It is just an ordinary night. Although I am young and small, I am learning how to tend sheep. I’m even in charge of two small lambs.
The stars are shining brightly, and all is quiet and calm.
Suddenly, the sheep begin to “baa” in anticipation of something unknown.
The older boys check the perimeter, but there is no sign of an intruder. The elders encourage us to settle down, and we huddle close together.
I gaze again at the bright stars, and they begin to sparkle and dance. A soft glow grows brighter, and I realize I am not the only one in our group to notice. Even the sheep are captivated.
Then, an angel fills the sky. He approaches us, and we fall to our knees.
“Do not be afraid,“ the angel says. “I am bringing you good news of great joy for all the people.”
The angel tells us that a child has been born in Bethlehem, and He has been born for us. He is the Lord.

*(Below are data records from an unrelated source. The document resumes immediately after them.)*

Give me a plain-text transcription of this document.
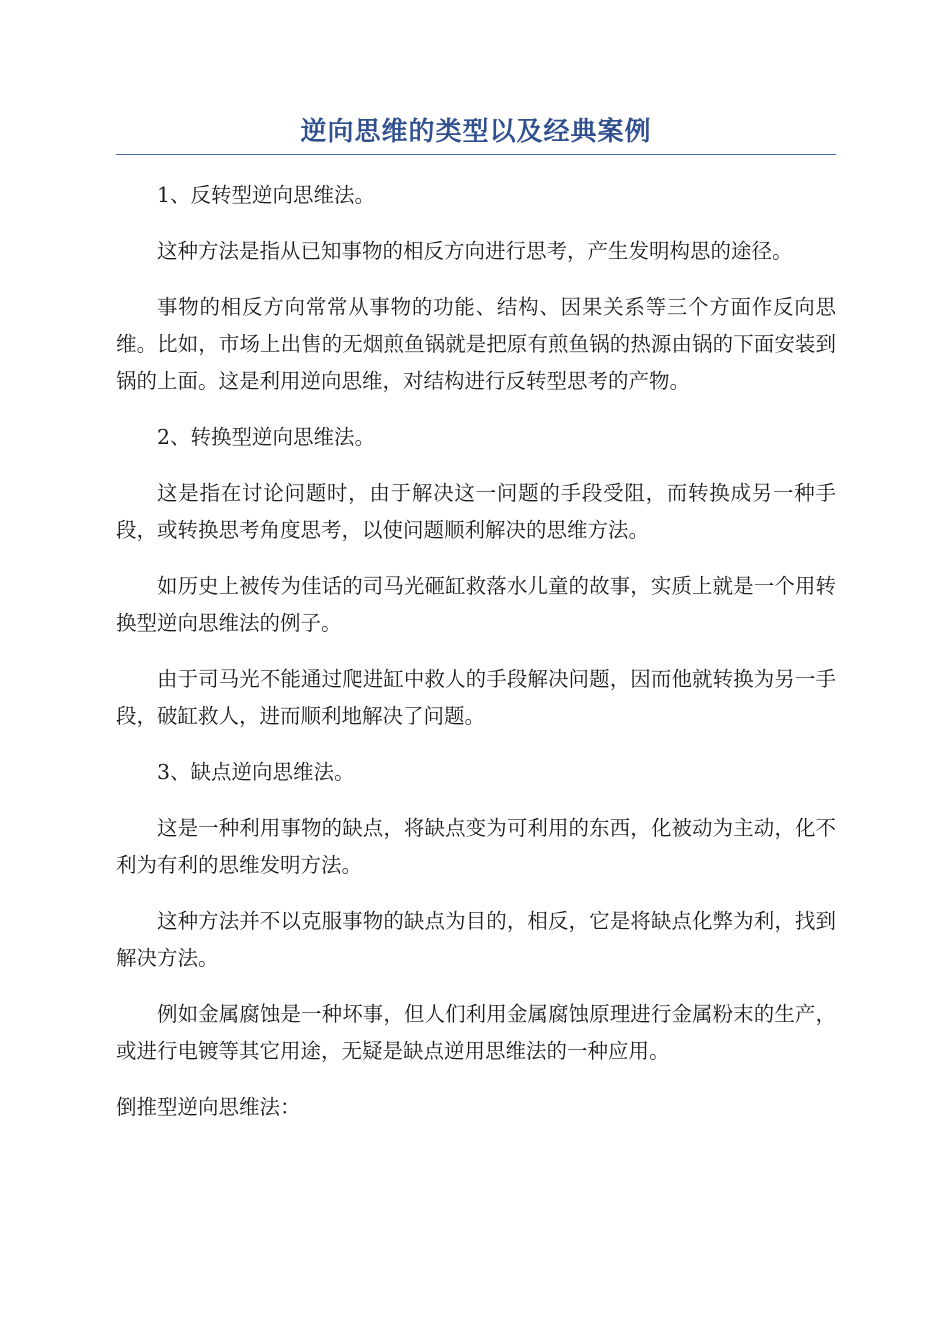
逆向思维的类型以及经典案例

1、反转型逆向思维法。

这种方法是指从已知事物的相反方向进行思考，产生发明构思的途径。

事物的相反方向常常从事物的功能、结构、因果关系等三个方面作反向思维。比如，市场上出售的无烟煎鱼锅就是把原有煎鱼锅的热源由锅的下面安装到锅的上面。这是利用逆向思维，对结构进行反转型思考的产物。

2、转换型逆向思维法。

这是指在讨论问题时，由于解决这一问题的手段受阻，而转换成另一种手段，或转换思考角度思考，以使问题顺利解决的思维方法。

如历史上被传为佳话的司马光砸缸救落水儿童的故事，实质上就是一个用转换型逆向思维法的例子。

由于司马光不能通过爬进缸中救人的手段解决问题，因而他就转换为另一手段，破缸救人，进而顺利地解决了问题。

3、缺点逆向思维法。

这是一种利用事物的缺点，将缺点变为可利用的东西，化被动为主动，化不利为有利的思维发明方法。

这种方法并不以克服事物的缺点为目的，相反，它是将缺点化弊为利，找到解决方法。

例如金属腐蚀是一种坏事，但人们利用金属腐蚀原理进行金属粉末的生产，或进行电镀等其它用途，无疑是缺点逆用思维法的一种应用。

倒推型逆向思维法：
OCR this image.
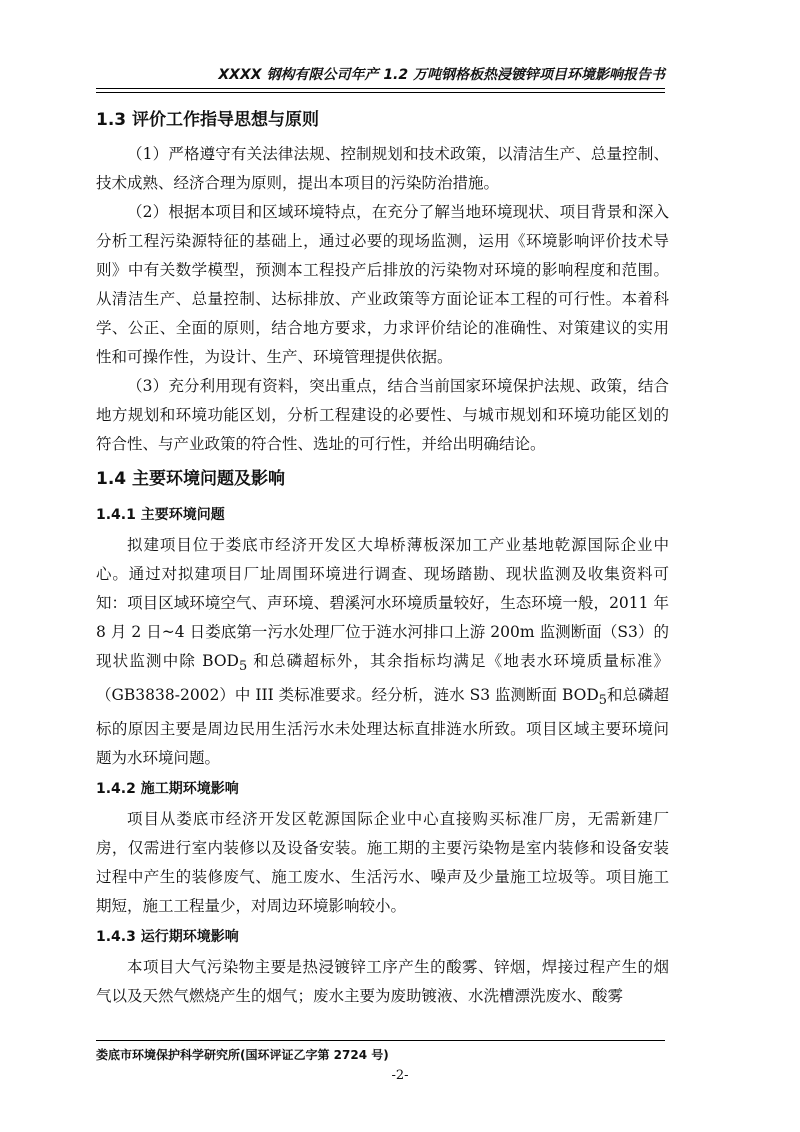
XXXX 钢构有限公司年产 1.2 万吨钢格板热浸镀锌项目环境影响报告书
1.3 评价工作指导思想与原则

（1）严格遵守有关法律法规、控制规划和技术政策，以清洁生产、总量控制、技术成熟、经济合理为原则，提出本项目的污染防治措施。

（2）根据本项目和区域环境特点，在充分了解当地环境现状、项目背景和深入分析工程污染源特征的基础上，通过必要的现场监测，运用《环境影响评价技术导则》中有关数学模型，预测本工程投产后排放的污染物对环境的影响程度和范围。从清洁生产、总量控制、达标排放、产业政策等方面论证本工程的可行性。本着科学、公正、全面的原则，结合地方要求，力求评价结论的准确性、对策建议的实用性和可操作性，为设计、生产、环境管理提供依据。

（3）充分利用现有资料，突出重点，结合当前国家环境保护法规、政策，结合地方规划和环境功能区划，分析工程建设的必要性、与城市规划和环境功能区划的符合性、与产业政策的符合性、选址的可行性，并给出明确结论。

1.4 主要环境问题及影响
1.4.1 主要环境问题

拟建项目位于娄底市经济开发区大埠桥薄板深加工产业基地乾源国际企业中心。通过对拟建项目厂址周围环境进行调查、现场踏勘、现状监测及收集资料可知：项目区域环境空气、声环境、碧溪河水环境质量较好，生态环境一般，2011 年 8 月 2 日~4 日娄底第一污水处理厂位于涟水河排口上游 200m 监测断面（S3）的现状监测中除 $BOD_5$ 和总磷超标外，其余指标均满足《地表水环境质量标准》（GB3838-2002）中 III 类标准要求。经分析，涟水 S3 监测断面 $BOD_5$和总磷超标的原因主要是周边民用生活污水未处理达标直排涟水所致。项目区域主要环境问题为水环境问题。

1.4.2 施工期环境影响

项目从娄底市经济开发区乾源国际企业中心直接购买标准厂房，无需新建厂房，仅需进行室内装修以及设备安装。施工期的主要污染物是室内装修和设备安装过程中产生的装修废气、施工废水、生活污水、噪声及少量施工垃圾等。项目施工期短，施工工程量少，对周边环境影响较小。

1.4.3 运行期环境影响

本项目大气污染物主要是热浸镀锌工序产生的酸雾、锌烟，焊接过程产生的烟气以及天然气燃烧产生的烟气；废水主要为废助镀液、水洗槽漂洗废水、酸雾

娄底市环境保护科学研究所(国环评证乙字第 2724 号)
-2-
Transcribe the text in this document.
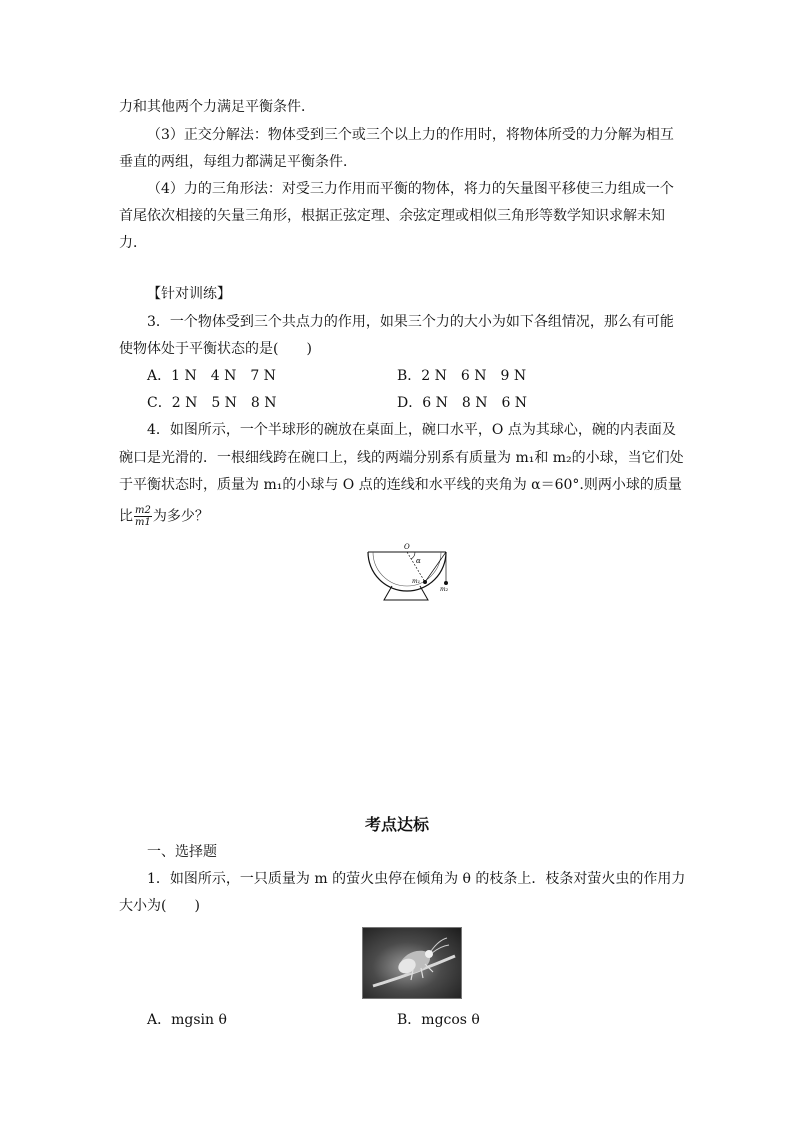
力和其他两个力满足平衡条件．
（3）正交分解法：物体受到三个或三个以上力的作用时，将物体所受的力分解为相互
垂直的两组，每组力都满足平衡条件．
（4）力的三角形法：对受三力作用而平衡的物体，将力的矢量图平移使三力组成一个
首尾依次相接的矢量三角形，根据正弦定理、余弦定理或相似三角形等数学知识求解未知
力．
【针对训练】
3．一个物体受到三个共点力的作用，如果三个力的大小为如下各组情况，那么有可能
使物体处于平衡状态的是(　　)
A．1 N　4 N　7 N	B．2 N　6 N　9 N
C．2 N　5 N　8 N	D．6 N　8 N　6 N
4．如图所示，一个半球形的碗放在桌面上，碗口水平，O 点为其球心，碗的内表面及
碗口是光滑的．一根细线跨在碗口上，线的两端分别系有质量为 m₁和 m₂的小球，当它们处
于平衡状态时，质量为 m₁的小球与 O 点的连线和水平线的夹角为 α＝60°.则两小球的质量
比 $\frac{m2}{m1}$ 为多少？
O
α
m₁
m₂
考点达标
一、选择题
1．如图所示，一只质量为 m 的萤火虫停在倾角为 θ 的枝条上．枝条对萤火虫的作用力
大小为(　　)
A．mgsin θ	B．mgcos θ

Has the moment we’ve been waiting for finally arrived? Has our Messiah finally come?
The angel says we will find Him wrapped in swaddling clothes, lying in a manger.
That’s certainly not how I imagined the Messiah coming into the world. And why would God tell us, lowly shepherds, such astonishing news?
Then, more angels appear, and the entire sky fills with majesty. They start singing so beautifully. “Glory to God!” Still on my knees, I lift my arms and heart in praise.
When the angels disappear and the sky returns to normal, everyone is silent and still. Then, someone stands up and encourages us to go to Bethlehem.
Excited beyond measure, we hastily run. As we near Bethlehem, we follow the brightest star that is shining on some caves.
Upon entering one cave, I see a donkey, sheep, and chickens. They’re all doing their normal animal thing, but somehow they seem tamer than most animals. It’s like they’re on their best behavior.
Then, I notice that the other shepherds are kneeling. Some are bowing. I turn toward the direction they are facing, and right before my eyes is the most beautiful thing I’ve ever seen. It is a family.
The mother makes eye contact with me, and smiles. She invites me closer.
“You’re beautiful,” I tell her.
She laughs and thanks me. She tells me that her name is Mary, and she introduces me to her husband Joseph. He is strong, quiet, and has the kindest eyes. Then, I look down at the Baby. He is sleeping so peacefully. Love radiates from Him, and I am pulled into His presence.
“Would you like to hold Him?” Mary asks.
I nod and sit down in the hay. Mary carefully places Him in my arms. I am mesmerized, and I have a hard time looking away.
“The angel said this is our Savior,” I tell Mary. I also tell her about the angels and how glorious they were. She and Joseph tell me about the times when angels visited them.
“He’s so small and precious. How will He save us?” I wonder.
“With God, all things are possible,” Mary assures me.
My group starts to leave, and I tell Mary that I never want to leave.
“God will give you the grace to relive this moment whenever you want, to feel the love of the Savior always,” Mary says.
I give Jesus back to Mary. Then, Mary gives me some straw tied together in a bow.
“He laid His head on this exact straw, and I want you to have it. I’m so glad you came,” Mary said.
“Thank you, Mary. I love Jesus. I love you and your family.”
“Hold us close to your heart. You will always be in ours.”
I hug Mary and Joseph. I kiss Jesus’ head.
As I leave the stable, I realize God’s love for me in a new way … in the face of the Baby Jesus.